Des bébés-médicaments

La dérogation sur la recherche embryonnaire proposée par le Sénat vise à répondre, au moins partiellement, à une demande pressante exprimée par les chercheurs. Ces derniers estiment qu’une interdiction totale bloquerait tout espoir de réaliser, en France, des avancées dans le domaine de la recherche fondamentale notamment grâce à l’utilisation des cellules souches embryonnaires. Ces dernières ont, en effet, des vertus particulières.
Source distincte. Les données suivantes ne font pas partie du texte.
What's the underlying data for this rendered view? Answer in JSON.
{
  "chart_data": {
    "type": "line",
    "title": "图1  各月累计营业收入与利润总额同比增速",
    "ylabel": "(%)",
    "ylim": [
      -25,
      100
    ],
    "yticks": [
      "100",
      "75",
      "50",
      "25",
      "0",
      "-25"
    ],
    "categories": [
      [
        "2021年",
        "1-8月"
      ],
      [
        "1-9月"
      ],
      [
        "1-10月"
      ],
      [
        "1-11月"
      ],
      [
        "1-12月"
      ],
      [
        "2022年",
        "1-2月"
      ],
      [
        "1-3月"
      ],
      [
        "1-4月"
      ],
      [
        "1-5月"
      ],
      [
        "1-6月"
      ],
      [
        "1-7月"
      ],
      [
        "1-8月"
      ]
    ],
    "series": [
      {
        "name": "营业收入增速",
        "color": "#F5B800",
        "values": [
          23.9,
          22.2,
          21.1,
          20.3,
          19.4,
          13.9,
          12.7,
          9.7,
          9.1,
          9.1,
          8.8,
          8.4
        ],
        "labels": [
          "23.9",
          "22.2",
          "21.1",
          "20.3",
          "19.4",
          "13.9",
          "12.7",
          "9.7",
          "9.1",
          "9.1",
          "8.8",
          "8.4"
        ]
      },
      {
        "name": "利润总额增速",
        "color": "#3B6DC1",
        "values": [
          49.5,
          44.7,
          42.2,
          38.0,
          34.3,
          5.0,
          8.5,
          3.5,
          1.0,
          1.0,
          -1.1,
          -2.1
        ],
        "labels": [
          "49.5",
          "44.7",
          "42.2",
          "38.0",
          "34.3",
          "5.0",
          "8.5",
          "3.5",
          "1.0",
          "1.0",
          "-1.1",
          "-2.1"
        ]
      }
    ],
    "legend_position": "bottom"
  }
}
Elle sont susceptibles de se diversifier en tous types de cellules et tissus. Les chercheurs espèrent donc qu’elles permettront un jour de régénérer et soigner n’importe quel organe. Mais pour le député socialiste Alain Claeys, la proposition du Sénat «est inacceptable, car comment limiter dans le temps les recherches et qui peut assurer que sa recherche va déboucher sur des progrès thérapeutiques». Selon lui : «On sent quand même que le statut de l’embryon revient en force». Le parti socialiste a d’ailleurs annoncé que si le texte restait «en l’état», il voterait contre.

Dans le cadre proposé par le Sénat, c’est la nouvelle agence de biomédecine qui aura la tâche de valider les projets de recherche sur les embryons surnuméraires qui lui seront soumis. La mise en place de cette instance de régulation prendra vraisemblablement de longs mois et dans l’intervalle, des mesures transitoires devront être décidées. D’ores et déjà, l’importation de lignées de cellules souches en provenance d’Australie, a été autorisée de manière exceptionnelle en attendant le vote de la loi.

Cette agence devrait aussi avoir vocation à intervenir dans le domaine des greffes et de l’assistance médicale à la procréation. Pour ce qui concerne les transplantations d’organes, le nouveau texte prévoit de limiter le champ des donneurs vivants potentiels au père et à la mère du receveur, ou par dérogation au conjoint et aux parents en ligne directe (frère, enfants, grand-parents). Il s’agit dans ce cadre d’éviter les pressions étant donné la nature des risques encourus par les donneurs.

Reste le thème des «bébés-médicaments», c’est-à-dire des enfants qui seraient conçus in vitro et sélectionnés en fonction de leur compatibilité avec leur frère ou sœur aîné atteint d’une maladie nécessitant, par exemple, une greffe de moelle osseuse pour laquelle ils seraient les seuls donneurs possibles. Ces cas restent très rares mais existent, notamment pour les enfants qui souffrent de la maladie de Fanconi. Et la question est donc de savoir si on peut autoriser les médecins à utiliser les techniques du diagnostic pré-implantatoire (DPI) qui permettent actuellement de détecter, par exemple, des maladies génétiques chez les embryons, dans l’objectif de choisir celui qui permettrait de guérir un autre enfant. Jean-François Mattéi a réaffirmé son opposition à cette pratique qui fait courir le risque «d’une instrumentalisation de l’enfant à naître» et a insisté sur le fait que c’est l’intérêt de l’enfant qui prime. Mais cette opinion n’est pas partagée par Alain Claeys qui demande «un élargissement du DPI» lorsque l’enfant n’est pas conçu dans l’unique but de soigner son aîné, pour répondre à l’attente des familles concernées par cette terrible situation. La solution pourrait alors être, de son point de vue, que les équipes médicales soient chargées d’évaluer la motivation des parents avant de pratiquer un DPI. Les députés devront trancher.